彼女は橘花蓮と名乗り、学園の外で活動する熟練の魔術師だという。
「昨日の戦い、少し遠くから見ていたの。あなた、炎の適性があるわね」
「え? 俺、炎なんて使ったこと――」
「自覚はないのね。でも魔力の流れ方で分かるの。あなたの魔力は、静かに見えて芯が灼けるように熱い。扱えれば、大きな武器になるわ」
穏やかな表情でそう告げられ、なぜか否定できなかった。
花蓮は少し間を置き、ふわりと微笑む。
「もしよければ、私のところで修行しない?」
唐突すぎて言葉が詰まる。
だがその笑顔の奥に、説明の余地を与えない強い光を感じた。
「え、えっと……学校の授業もありますし――」
「大丈夫。学園長には私から話を通すわ。拒否権は、ないわよ?」
最後の一言は、柔らかな声色のままなのに鋭く突き刺さった。
気づけば俺は頷いていた。
***
数日後。学園の授業を早退し、師匠の案内で街外れの山中にある道場へ向かった。
木々の隙間から差す陽光と、涼やかな風。そんな自然豊かな場所に小さい洞穴があった。
「ここは私が昔よく使ってた場所よ。ここならいくら魔法の練習をしたって周囲に迷惑かけないし。」
中は少し肌寒く、薄暗いが過ごしやすい場所だった。
「まずは炎を呼び出す感覚を掴みましょう。安心して、燃えたら私が消すから」
「燃えるって……俺が?」
「そ。炎は命と同じ。無理やり出せば自分をも焼く。だからこそ、制御が必要なの」
言葉と同時に、師匠の掌に赤橙の炎が灯る。細い糸のように揺れながら、まるで生き物のように彼女の指先を漂っている。

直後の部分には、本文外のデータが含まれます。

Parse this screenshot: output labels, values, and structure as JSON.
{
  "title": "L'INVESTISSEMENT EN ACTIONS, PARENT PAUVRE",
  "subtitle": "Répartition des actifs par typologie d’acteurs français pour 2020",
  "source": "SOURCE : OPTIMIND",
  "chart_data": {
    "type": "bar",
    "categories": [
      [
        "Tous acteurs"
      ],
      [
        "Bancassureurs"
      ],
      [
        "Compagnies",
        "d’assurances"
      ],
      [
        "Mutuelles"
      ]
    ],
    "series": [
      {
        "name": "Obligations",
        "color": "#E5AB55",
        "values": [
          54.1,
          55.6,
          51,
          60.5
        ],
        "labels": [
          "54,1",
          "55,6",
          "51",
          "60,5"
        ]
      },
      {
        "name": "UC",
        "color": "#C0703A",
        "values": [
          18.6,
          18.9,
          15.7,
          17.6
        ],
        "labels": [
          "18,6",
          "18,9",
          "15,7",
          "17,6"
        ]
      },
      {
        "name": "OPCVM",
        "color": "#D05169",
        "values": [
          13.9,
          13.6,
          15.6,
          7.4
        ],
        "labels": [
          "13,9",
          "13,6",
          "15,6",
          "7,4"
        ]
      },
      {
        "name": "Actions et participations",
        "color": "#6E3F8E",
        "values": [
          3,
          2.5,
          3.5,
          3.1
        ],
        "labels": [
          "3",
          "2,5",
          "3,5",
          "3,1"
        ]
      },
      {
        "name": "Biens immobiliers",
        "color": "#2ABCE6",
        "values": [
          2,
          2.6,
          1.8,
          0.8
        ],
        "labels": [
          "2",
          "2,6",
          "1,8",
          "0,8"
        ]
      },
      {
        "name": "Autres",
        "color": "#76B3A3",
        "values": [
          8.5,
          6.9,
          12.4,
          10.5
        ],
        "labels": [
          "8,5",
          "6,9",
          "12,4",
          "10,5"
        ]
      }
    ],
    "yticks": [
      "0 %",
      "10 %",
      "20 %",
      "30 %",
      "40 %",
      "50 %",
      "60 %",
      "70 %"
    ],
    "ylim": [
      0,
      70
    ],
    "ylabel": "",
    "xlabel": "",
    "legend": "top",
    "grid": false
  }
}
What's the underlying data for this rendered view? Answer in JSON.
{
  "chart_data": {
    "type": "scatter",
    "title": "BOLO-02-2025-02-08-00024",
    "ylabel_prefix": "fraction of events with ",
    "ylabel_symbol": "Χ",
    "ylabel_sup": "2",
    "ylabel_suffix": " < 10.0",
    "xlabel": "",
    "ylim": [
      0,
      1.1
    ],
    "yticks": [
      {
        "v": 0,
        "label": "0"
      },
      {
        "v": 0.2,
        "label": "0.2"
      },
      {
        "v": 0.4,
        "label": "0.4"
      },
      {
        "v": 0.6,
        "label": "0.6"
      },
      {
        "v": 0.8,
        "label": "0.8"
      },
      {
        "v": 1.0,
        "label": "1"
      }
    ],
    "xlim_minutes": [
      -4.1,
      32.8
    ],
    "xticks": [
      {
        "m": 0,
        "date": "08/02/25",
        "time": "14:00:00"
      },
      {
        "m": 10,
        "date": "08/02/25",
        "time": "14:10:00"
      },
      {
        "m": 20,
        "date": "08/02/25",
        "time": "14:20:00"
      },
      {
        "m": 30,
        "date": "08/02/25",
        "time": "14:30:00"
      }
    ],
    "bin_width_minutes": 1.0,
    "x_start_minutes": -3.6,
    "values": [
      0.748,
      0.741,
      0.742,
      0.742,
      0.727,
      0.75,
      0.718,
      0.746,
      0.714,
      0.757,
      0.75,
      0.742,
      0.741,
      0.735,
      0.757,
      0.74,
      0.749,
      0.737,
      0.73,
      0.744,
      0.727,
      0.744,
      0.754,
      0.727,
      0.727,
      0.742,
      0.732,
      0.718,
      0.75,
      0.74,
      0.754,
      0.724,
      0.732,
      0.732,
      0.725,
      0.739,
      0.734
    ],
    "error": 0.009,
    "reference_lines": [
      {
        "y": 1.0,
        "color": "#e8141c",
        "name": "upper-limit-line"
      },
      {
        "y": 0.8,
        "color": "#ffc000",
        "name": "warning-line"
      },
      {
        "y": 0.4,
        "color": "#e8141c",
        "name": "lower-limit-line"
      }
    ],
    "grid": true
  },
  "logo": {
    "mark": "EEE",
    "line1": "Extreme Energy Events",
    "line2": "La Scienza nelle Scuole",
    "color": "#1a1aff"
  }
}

「ほら、怖がらずに。目を閉じて、自分の中心にある熱を探して」
促されるまま目を閉じる。
胸の奥に、微かにくすぶる何かを感じた。熱い、けれど心地よい感覚。そこへ意識を集中させると――。
「……あっ」
掌がじんわり熱を帯び、淡い赤い光がにじむ。次の瞬間、小さな火花が弾けた。
「いいわ、そのまま……でも、もっと速くできるようにならなきゃダメ」
師匠の声色がふいに鋭くなる。先ほどまでの柔らかさは消え、挑発するような眼差しが突き刺さる。
「炎は迷う者を待ってはくれない。ためらえば、敵に刺されるだけ」
その強気な声音に、背筋が伸びた。これが彼女の本性――見た目の清楚さとは裏腹な、修羅場をくぐってきた者の眼。
「さあ、もう一度。今度は“迷わず”出しなさい」
道場に熱がこもる中、俺の修行が始まった。